Henrietta’s colour rose at the name.
“Of course you do,” the landlady continued, “for if all’s true you are some sort of connection. Then you know, Miss, that he’s the apple of his father’s eye, and the more for being a lameter?”
Henrietta could not hear Anthony Clyne’s name without agitation; without vague apprehensions and a sense of coming evil. Why did they bring in the name? And what were they going to tell her about the boy—of whom in the old days she had been contemptuously jealous? She felt her face burn under the gaze of all those eyes fixed on it. And her own eyes sank.
“Well,” she muttered indistinctly, “what of him? What has he to do with this?”

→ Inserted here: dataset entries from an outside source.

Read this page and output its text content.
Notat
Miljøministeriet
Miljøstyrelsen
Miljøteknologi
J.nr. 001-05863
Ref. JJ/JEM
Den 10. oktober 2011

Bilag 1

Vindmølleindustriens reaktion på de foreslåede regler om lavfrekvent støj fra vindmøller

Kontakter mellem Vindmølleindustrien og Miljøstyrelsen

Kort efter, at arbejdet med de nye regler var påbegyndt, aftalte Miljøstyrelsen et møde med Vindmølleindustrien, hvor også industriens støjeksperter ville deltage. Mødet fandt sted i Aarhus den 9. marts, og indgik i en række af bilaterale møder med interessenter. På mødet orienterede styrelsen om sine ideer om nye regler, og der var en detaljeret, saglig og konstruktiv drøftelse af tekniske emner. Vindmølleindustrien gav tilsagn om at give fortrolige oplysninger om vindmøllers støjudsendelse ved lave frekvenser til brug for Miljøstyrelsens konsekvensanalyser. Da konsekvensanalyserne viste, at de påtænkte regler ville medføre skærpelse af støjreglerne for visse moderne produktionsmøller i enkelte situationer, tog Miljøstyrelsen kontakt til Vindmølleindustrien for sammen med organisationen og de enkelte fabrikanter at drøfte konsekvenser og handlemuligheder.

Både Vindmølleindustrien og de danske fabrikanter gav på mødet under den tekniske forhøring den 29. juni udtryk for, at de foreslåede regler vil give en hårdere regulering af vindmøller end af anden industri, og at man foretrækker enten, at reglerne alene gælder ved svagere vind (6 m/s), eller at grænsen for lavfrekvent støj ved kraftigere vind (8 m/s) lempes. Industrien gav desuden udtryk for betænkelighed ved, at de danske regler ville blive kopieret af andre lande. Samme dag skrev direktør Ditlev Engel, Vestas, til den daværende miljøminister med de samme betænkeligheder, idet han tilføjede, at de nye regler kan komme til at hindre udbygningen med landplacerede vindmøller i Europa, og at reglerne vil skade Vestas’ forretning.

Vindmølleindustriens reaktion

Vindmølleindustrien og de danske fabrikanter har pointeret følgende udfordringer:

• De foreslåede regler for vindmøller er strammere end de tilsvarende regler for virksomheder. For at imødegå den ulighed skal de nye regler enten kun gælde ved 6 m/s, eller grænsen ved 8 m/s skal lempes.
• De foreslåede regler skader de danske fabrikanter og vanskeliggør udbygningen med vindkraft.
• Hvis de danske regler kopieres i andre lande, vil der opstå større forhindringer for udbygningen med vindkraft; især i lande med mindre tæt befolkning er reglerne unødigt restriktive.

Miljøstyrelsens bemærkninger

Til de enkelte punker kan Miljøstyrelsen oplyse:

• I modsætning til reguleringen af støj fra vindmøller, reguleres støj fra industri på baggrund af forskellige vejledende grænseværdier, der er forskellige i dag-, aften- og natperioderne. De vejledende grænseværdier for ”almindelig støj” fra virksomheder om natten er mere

“He is missing. He has been stolen.”
“Stolen?”
Her tone was one of sharp surprise.
“He was carried off last night by two men,” Bishop struck in. “His nurse was returning to the house near Newby Bridge—hard on nightfall, when she met two men on the road. They asked the name of the place, heard what it was, and asked who the child was. She told them, and they went one way and she another, but before she reached home they overtook her, seized her and bound her, and disappeared with the boy. It was dusk and she might have lain in the ditch and died. But the servants in the house went out when she did not return and found her.” He looked at Nadin. “That’s so, isn’t it?”